Wednesday 18/6

We both decided to have a bit of a sleep in today. After breakfast Tim left for the office, and I relaxed in the hotel. Took a long bath and pampered myself. I had burnt myself quite badly the day before. I thought I had put sunscreen on all of my body, but obviously not. The lower parts of my arms as well as my chest (but not neck!) were bright red, and so was a big stripe at the top of my forehead. Very attractive! Well, with this in mind, I did not particularly want to go out in the midday sun. Took a taxi to the Firm at 12.30, and had lunch with Tim and one of the managers, a very friendly woman, originally from the States. We ate in Georgian (!) restaurant, which was quite an experience. (If you ever eat Georgian, opt for things with eggplant, do not chose the chicken.) But it was good!


I walked back to the hotel, since everyone said it was not very far, and that Tel Aviv was really pretty and clean. Well… Tel Aviv is quite difficult to describe. I didn’t realize that the city was so young (first houses built in 1909), and the architecture is very varied.
The city is connected to Jaffa, the old port, so there’s a part of town which is old. Some of the buildings are amazing, but most of them are falling to pieces. And brand new buildings are next to ones without windows and where the render is falling down. In all of it many Bauhaus, and further out a few French colonial style houses. The city is a rather strange (but not unpleasant) mix of middle eastern and (European) Mediterranean. I wouldn’t call the city clean, though. (And it scares me that I have not yet seen the parts that are considered dirty.) But where it is pretty, it is really nice. On the walk back, I passed a rather nice and green pedestrian area, as well as Hakarmel, one of the biggest markets. I was a bit disappointed though, because they only sold clothes (mainly t-shirts and underwear) and food. I wanted to see carpets, jewellery and pots and such things. Well, we have saved the flea market in old Jaffa for Sunday. My walk back to the hotel took me one hour and 45 mins! My greatest success along the way, was me being able to buy a bottle of Sprite, using my two words of Hebrew, some Spanish (!) and a piece of paper. I thought the man in the stall looked nice and friendly, which was why I chose to approach him. But he really surprised me by talking to me in Spanish. My basic tourist Spanish should have been enough, but it really took me by surprise when the ‘Shalom’ was followed by a ‘Que tal?’. Anyway, I got to use my word of the day, which was ‘toda’, meaning ‘thank you’. It is probably spelt completely differently, and I have also heard other versions, but it is a start. Tomorrow I am aiming to find out what ‘good bye’ is. It is really strange to be in a country where the language is so different. Tim is a lot more used to Hebrew than I am, but he is rather lost too. Together we are normally quite good at working out things in strange languages, but here, well, it is different. Even going to Paris last autumn I managed to get by on my combination of classical Latin, some tourist Spanish, and a good knowledge on etymology. Here it is impossible to even guess, since we can’t even read the words. It’s quite fascinating.

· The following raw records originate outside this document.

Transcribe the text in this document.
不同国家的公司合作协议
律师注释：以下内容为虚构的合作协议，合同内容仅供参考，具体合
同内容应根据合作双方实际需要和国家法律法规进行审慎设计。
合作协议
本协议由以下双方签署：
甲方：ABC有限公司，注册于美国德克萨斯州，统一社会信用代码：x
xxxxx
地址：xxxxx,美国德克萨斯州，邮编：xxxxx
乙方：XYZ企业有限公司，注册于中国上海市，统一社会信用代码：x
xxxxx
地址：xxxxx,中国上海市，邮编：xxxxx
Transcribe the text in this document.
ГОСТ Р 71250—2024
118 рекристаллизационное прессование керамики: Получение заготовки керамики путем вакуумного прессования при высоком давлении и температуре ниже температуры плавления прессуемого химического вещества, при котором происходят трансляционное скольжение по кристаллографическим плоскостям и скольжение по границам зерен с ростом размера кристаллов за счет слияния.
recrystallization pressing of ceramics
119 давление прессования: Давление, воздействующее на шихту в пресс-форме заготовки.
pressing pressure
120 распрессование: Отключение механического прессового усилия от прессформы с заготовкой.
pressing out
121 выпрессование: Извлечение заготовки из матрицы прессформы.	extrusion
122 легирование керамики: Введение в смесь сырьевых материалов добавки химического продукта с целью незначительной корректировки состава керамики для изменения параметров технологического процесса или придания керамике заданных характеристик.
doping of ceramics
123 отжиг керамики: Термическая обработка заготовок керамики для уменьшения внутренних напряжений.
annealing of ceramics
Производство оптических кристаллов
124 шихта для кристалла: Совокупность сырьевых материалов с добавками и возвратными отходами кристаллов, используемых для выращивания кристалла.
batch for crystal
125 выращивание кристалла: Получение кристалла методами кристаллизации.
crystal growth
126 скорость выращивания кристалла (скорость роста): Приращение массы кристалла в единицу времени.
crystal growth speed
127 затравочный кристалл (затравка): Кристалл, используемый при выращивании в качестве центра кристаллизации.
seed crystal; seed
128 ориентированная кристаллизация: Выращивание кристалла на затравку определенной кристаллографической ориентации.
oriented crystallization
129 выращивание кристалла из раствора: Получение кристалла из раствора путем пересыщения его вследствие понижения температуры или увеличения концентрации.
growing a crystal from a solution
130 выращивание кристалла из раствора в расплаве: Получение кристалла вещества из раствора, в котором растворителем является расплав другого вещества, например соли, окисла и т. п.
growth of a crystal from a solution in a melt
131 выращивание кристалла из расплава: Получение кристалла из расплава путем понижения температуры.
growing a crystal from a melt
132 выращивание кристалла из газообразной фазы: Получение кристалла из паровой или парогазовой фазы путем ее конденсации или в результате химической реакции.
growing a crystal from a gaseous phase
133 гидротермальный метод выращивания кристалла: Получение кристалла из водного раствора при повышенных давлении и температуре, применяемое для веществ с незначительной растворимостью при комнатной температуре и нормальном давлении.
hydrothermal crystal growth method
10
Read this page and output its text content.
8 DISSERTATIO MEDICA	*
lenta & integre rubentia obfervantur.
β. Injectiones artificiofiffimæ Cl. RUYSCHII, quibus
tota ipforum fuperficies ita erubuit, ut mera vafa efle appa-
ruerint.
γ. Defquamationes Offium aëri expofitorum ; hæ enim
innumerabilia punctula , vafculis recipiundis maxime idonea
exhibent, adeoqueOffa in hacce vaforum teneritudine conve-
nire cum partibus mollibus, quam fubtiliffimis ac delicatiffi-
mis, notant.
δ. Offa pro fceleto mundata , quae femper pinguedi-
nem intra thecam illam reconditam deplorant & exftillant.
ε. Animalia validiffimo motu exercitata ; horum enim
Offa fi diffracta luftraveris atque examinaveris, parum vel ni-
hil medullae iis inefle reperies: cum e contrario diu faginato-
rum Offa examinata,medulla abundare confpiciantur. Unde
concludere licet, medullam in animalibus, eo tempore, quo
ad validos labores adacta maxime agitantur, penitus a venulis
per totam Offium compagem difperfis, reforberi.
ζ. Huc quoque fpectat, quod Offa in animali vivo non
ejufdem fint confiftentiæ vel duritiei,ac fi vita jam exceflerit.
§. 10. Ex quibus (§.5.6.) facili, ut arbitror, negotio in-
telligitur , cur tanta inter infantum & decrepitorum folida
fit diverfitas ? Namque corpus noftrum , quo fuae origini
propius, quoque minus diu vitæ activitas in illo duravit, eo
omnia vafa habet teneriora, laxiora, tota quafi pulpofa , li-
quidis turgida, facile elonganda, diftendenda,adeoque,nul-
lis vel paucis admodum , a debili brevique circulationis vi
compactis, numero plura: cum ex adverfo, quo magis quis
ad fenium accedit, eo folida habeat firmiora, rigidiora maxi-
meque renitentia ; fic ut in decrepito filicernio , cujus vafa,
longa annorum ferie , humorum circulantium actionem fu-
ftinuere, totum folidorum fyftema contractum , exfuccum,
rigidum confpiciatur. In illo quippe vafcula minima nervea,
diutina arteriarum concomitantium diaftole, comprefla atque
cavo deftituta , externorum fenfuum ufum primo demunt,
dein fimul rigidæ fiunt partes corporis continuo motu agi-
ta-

Tim got back to the hotel about half an hour after me, having spent most of the afternoon meeting collectors and dealers. We went to afternoon tea again, and then down to the beach. I never thought this would happen, since I know that Tim really dislikes open waters and is extremely terrified of sharks. But we went for a swim together, and the water was absolutely amazing! Turquoise and clear, and smooth sand. We walked along the beach for a while, enjoying the pleasant afternoon winds. (It is, by the way, terribly hot here, and the summer hasn’t even started yet! It is about 34° C, but humid and, well, quite unpleasant in the sun.) Afterwards, we had a shower, a very quick light dinner, before rushing down to the lobby to meet one of Tim’s clients. The man, originally from Brooklyn, was very nice, and we spent the rest of the evening in the bar with him. I was a bit nervous, because I had heard that he was orthodox. The orthodox jews have several customs and traditions that are rather ‘peculiar’ (bad choice of word, I know) to westerners; among other things men are not allowed to touch women (as we apparently are unclean) or look them in the eyes. So, what do you do if you cannot shake hands? Of course it all depends on the level of orthodoxy, but this man was liberal enough, and very social although a lot of the conversation was manuscript related. Tim and I ended the evening with a stroll around the area.